Principal Michael Martin said the reading, math and science curriculum that is woven into the camp experience helps his students improve their performance on the state's standardized tests.
He said the district average on the fifth-grade science portion of the Texas Assessment of Knowledge and Skills is 82; Webb's students scored 92.
Besides the camping program, Rotary has a college scholarship program that awards $750 per semester to all students who finish sixth grade at Webb and go on to graduate from high school. According to Rotary records, the scholarship program began in 1995 and the first student to attend college on a Webb scholarship did so in fall 2002. The group has awarded 160 scholarships, and 31 students have graduated since 2002.
Stavinoha said the club launched the Camp Grady Spruce program about 15 years ago. "It's the smiles on the faces of the children while attending camp or the giggles while they are sharing their camp experiences that inspires the club members to continue the Camp Grady Spruce tradition," she said.
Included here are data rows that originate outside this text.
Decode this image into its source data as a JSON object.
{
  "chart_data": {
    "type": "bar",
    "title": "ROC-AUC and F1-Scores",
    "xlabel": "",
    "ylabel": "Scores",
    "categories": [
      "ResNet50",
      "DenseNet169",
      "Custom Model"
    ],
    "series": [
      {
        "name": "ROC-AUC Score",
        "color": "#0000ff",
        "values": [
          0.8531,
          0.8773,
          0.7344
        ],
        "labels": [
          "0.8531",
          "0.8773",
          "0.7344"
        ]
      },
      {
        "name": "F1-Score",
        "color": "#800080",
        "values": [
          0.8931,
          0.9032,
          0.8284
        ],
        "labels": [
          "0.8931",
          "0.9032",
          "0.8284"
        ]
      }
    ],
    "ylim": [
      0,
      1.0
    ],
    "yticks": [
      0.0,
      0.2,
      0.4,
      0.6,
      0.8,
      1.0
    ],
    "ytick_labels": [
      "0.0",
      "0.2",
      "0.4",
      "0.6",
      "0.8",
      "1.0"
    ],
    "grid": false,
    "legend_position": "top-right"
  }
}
About 85 kids attend each year. The annual cost, which is funded by donations and fundraising, is about $8,000. The club supplies coats and jackets for any campers in need, and each child receives a backpack as he or she boards the bus for the two-hour trip that contains gloves, hand sanitizer, pencils, pads, dental products and various other supplies that might come in handy at camp.
Last week, the Rotary Club held its meeting in the school library, where a handful of campers and teachers who serve as camp counselors presented a program about the camp.
As club members enjoyed a delicious brisket lunch prepared by two Rotarians for the occasion, the students and teachers described the impact of the camping program.
Stephanie, a South African immigrant who formerly only spoke French, told her audience in near perfect English about her awe of the horses' size, and the boat ride to Devil's Island.
"We almost froze!" declared student Jalanna, eliciting the biggest laugh from the audience. But she eventually overcame her discomfort to learn how to make a catapult and learn survival skills.
Physical education teacher Suzy Springob presented a video collage of camp experiences including archery, horseback riding, hiking, and several memorable scenes of blindfolded students perilously making their way along a sensory trail. "The science-related activities that are experienced at Camp Grady Spruce are outstanding," she said.
As for Enrique, he said the things he learned on the sensory trail and how to use a compass will help prepare him for the State of Texas Assessment of Academic Readiness, which will replace the TAKS. As for his favorite, it was definitely the horseback riding.
"It was a really big horse!" he said. "Her name was Ginger. I just thought of her as a gingerbread man so I wouldn't be afraid."
"He made me understand that he can do things without me. When I saw he could do it, it made me feel 10 years younger -- it made me strong," said Enrique's mom, the single mother of three.
And now Enrique is looking for a way to attend a summer camp.